Any large airline merger is done to improve efficiency and that nearly always means closing redundant routes. Mergers also usually led to layoffs -- a tactic combined carriers use to reduce costs.
UAL (UAUA) announced on Monday that it will "buy" Continental (CAL) in a transaction that is more a merger of equals. In a $3 billion stock swap, UAL shareholders will get 55% ownership in the new company and Continental CEO Jeffery Smisek will become chief executive of the new carrier. By most estimates, the marriage will create the largest airline in the world. The deal still needs to be approved by federal regulators, which may demand that the company divest certain routes to prevent a monopoly on flights between some destinations.

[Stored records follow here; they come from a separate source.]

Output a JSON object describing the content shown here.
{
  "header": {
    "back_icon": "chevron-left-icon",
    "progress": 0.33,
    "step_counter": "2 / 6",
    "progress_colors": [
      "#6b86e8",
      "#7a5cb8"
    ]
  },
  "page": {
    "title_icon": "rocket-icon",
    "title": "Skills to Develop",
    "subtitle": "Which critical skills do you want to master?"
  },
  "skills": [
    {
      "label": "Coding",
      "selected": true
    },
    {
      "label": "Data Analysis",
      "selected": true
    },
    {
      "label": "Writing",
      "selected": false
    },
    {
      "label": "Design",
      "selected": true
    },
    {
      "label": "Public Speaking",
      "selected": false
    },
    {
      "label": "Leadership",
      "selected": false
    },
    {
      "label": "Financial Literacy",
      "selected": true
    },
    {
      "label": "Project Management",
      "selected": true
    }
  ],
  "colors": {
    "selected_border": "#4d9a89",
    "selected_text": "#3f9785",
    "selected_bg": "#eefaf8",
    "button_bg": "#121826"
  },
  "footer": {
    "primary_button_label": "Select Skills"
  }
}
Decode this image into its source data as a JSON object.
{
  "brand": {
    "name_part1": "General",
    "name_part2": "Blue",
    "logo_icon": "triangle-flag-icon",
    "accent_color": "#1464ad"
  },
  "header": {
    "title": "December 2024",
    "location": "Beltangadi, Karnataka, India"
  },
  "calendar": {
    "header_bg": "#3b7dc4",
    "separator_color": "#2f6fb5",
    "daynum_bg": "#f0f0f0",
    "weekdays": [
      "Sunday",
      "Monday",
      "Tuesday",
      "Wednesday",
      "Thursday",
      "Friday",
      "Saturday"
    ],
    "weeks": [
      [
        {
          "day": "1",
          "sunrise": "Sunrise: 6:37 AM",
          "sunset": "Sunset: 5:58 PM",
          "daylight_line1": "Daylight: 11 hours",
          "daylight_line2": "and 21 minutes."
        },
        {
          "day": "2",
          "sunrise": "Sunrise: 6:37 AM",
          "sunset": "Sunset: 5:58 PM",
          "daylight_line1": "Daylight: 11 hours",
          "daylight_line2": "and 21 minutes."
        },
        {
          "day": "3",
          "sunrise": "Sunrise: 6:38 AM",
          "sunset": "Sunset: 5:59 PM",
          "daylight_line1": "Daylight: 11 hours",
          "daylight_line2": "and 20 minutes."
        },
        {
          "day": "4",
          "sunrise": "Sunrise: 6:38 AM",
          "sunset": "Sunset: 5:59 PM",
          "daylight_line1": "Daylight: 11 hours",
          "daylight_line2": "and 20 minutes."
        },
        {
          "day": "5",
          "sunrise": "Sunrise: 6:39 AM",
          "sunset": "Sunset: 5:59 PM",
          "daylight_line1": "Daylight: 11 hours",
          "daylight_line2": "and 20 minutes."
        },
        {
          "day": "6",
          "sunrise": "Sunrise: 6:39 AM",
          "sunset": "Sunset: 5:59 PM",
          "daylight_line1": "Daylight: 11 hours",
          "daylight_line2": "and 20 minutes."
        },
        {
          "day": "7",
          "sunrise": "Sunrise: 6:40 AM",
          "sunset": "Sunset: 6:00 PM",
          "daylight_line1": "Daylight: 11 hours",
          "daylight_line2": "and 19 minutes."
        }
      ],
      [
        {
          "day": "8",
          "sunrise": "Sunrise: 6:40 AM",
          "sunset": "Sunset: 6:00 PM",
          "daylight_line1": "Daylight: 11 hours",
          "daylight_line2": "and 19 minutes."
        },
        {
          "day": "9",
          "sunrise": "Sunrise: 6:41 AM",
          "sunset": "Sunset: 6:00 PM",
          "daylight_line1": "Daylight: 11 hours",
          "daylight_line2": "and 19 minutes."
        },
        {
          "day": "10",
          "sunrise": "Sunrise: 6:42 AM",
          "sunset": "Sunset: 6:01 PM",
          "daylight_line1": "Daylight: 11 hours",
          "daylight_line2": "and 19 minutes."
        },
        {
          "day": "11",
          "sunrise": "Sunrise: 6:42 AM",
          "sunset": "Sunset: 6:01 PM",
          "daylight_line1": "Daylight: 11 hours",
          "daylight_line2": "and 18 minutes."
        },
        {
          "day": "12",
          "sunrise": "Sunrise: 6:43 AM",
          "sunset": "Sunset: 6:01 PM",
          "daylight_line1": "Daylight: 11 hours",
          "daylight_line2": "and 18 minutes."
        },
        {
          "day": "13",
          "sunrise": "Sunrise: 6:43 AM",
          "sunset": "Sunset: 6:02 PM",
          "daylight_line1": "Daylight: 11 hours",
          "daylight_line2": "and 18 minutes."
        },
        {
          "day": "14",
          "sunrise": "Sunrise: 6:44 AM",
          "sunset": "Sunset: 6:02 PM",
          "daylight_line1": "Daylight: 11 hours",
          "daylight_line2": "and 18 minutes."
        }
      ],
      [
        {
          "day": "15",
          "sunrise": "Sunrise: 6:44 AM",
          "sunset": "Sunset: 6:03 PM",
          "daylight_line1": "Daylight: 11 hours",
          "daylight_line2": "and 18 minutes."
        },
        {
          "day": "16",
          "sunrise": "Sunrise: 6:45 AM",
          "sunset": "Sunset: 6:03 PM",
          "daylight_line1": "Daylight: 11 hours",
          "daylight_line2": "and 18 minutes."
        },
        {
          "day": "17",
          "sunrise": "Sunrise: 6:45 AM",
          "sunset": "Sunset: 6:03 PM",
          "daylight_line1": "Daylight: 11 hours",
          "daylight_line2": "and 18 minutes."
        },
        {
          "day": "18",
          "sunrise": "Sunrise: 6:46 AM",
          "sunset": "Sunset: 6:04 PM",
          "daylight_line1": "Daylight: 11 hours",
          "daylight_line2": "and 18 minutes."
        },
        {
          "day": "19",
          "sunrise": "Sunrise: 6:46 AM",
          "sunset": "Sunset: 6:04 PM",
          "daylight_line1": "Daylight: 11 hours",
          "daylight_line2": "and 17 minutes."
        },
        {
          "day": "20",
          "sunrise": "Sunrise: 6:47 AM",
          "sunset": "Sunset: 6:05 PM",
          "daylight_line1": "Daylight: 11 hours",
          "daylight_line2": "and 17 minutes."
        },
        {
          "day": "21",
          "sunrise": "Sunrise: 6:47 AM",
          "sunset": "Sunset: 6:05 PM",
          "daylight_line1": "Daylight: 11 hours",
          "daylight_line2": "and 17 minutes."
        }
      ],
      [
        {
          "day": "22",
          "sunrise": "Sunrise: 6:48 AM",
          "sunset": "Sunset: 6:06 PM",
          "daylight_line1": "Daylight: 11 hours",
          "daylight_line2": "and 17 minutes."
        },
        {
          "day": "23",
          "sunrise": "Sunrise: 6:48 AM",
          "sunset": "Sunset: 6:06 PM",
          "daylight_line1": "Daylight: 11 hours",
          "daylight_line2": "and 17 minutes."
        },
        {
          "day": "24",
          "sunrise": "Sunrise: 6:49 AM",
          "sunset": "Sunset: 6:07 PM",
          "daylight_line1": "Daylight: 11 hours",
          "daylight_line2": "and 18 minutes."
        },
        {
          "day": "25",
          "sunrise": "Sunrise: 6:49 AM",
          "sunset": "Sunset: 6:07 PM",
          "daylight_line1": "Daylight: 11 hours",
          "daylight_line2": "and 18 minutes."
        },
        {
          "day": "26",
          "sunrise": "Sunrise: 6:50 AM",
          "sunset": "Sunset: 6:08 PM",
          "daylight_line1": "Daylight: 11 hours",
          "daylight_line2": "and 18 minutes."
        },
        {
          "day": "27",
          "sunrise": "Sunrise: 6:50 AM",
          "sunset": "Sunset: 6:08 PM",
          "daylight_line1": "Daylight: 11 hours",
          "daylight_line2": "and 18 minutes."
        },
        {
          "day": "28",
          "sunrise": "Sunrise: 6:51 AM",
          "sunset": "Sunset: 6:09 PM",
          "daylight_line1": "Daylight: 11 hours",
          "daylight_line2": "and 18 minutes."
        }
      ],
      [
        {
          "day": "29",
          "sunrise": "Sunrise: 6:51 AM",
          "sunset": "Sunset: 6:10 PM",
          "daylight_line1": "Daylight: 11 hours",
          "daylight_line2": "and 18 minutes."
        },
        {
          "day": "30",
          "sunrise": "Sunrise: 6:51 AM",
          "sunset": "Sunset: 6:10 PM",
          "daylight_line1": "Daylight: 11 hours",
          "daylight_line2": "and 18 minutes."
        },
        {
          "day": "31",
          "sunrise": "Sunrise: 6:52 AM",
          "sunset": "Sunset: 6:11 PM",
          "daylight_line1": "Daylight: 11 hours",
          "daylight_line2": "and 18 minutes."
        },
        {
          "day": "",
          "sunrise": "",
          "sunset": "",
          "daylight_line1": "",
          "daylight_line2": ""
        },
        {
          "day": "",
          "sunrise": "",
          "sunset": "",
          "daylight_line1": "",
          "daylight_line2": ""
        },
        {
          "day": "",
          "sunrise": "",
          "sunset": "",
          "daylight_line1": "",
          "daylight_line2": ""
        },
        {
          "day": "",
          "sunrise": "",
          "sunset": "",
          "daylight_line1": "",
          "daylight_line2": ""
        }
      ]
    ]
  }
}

We can certainly expect job losses among UAL's 47,000 workers and Continental's 81,000, although no one knows for certain how many. Some cuts will involve negations with unions. Management of UAL and Continental will have to make arrangements with pilots, and workers whose jobs may be cut could stage strikes that could partially shut the new carrier's routes.
Mergers nearly always lead to job losses. The Delta (DAL) buyout of NWA was estimated to have eliminated as many as 3,000 workers in NWA's home state of Minnesota. The first round of layoffs announced by the merged company amounted to 2,500. The British Air merger with Iberia will also cause a number of layoffs, which have not yet been announced.
So unions will almost certainly strike in an efforts to save jobs. They will also probably argue that the deal is bad for passengers. But if the past is any indication, thousand of people will be out of work when the combination is done.